Engine and fuel delivery system designs and computer controls necessary to commercially assimilate this technology into production lines aren't a big departure from current systems, Blumberg says. A "lookup map" tells the system how much E85 is needed under a given rpm or load, similar to how spark timing and fuel injection are programmed today into electronic controls. This would be tailored with feedback from nitrogen oxide sensors, feed-forward controls from predetermined lookup tables, feedback information from real-time sensors and more. "The technology is known," he says. "What's unique here is octane on demand." Of course, two onboard fuel tanks—one for unleaded gasoline and a smaller unit for E85, which would be refilled every two months—would be required, much like urea containers on diesels with advanced nitrogen oxide controls.

Tests run by original engine manufacturer Ford, EBS and the Massachusetts Institute of Technology—where the idea originated—indicate that on a volume basis of total fuel consumed, only 5 percent of E85 used in this direct-injection system leads to an average fuel economy boost of 25 percent to 30 percent. Ford will receive a U.S. DOE grant to help commercialize this technology.
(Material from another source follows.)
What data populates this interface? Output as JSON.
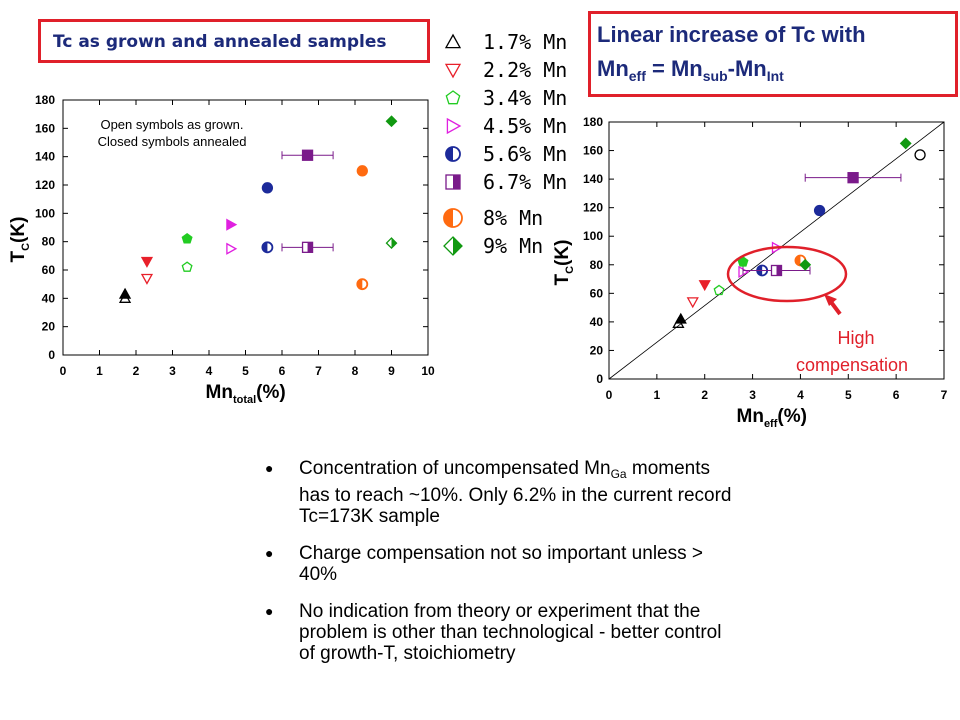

While Blumberg stresses that Ford hasn't given a commitment date for commercial deployment, EBS would like to see its E85 direct injection system in production by 2012. Blumberg says the first likely engines/vehicle platforms would be the sport utility vehicle market, where a 25 percent boost in fuel economy would mean greater savings in overall fuel consumption. "The industry has a fairly long product development cycle," he explains. "It's about three years, and then you have to certify the engine with the U.S. EPA. That's why we say we'd like to go commercial by 2012—not because it will take that long to develop the concept, but it's just the normal product development cycle."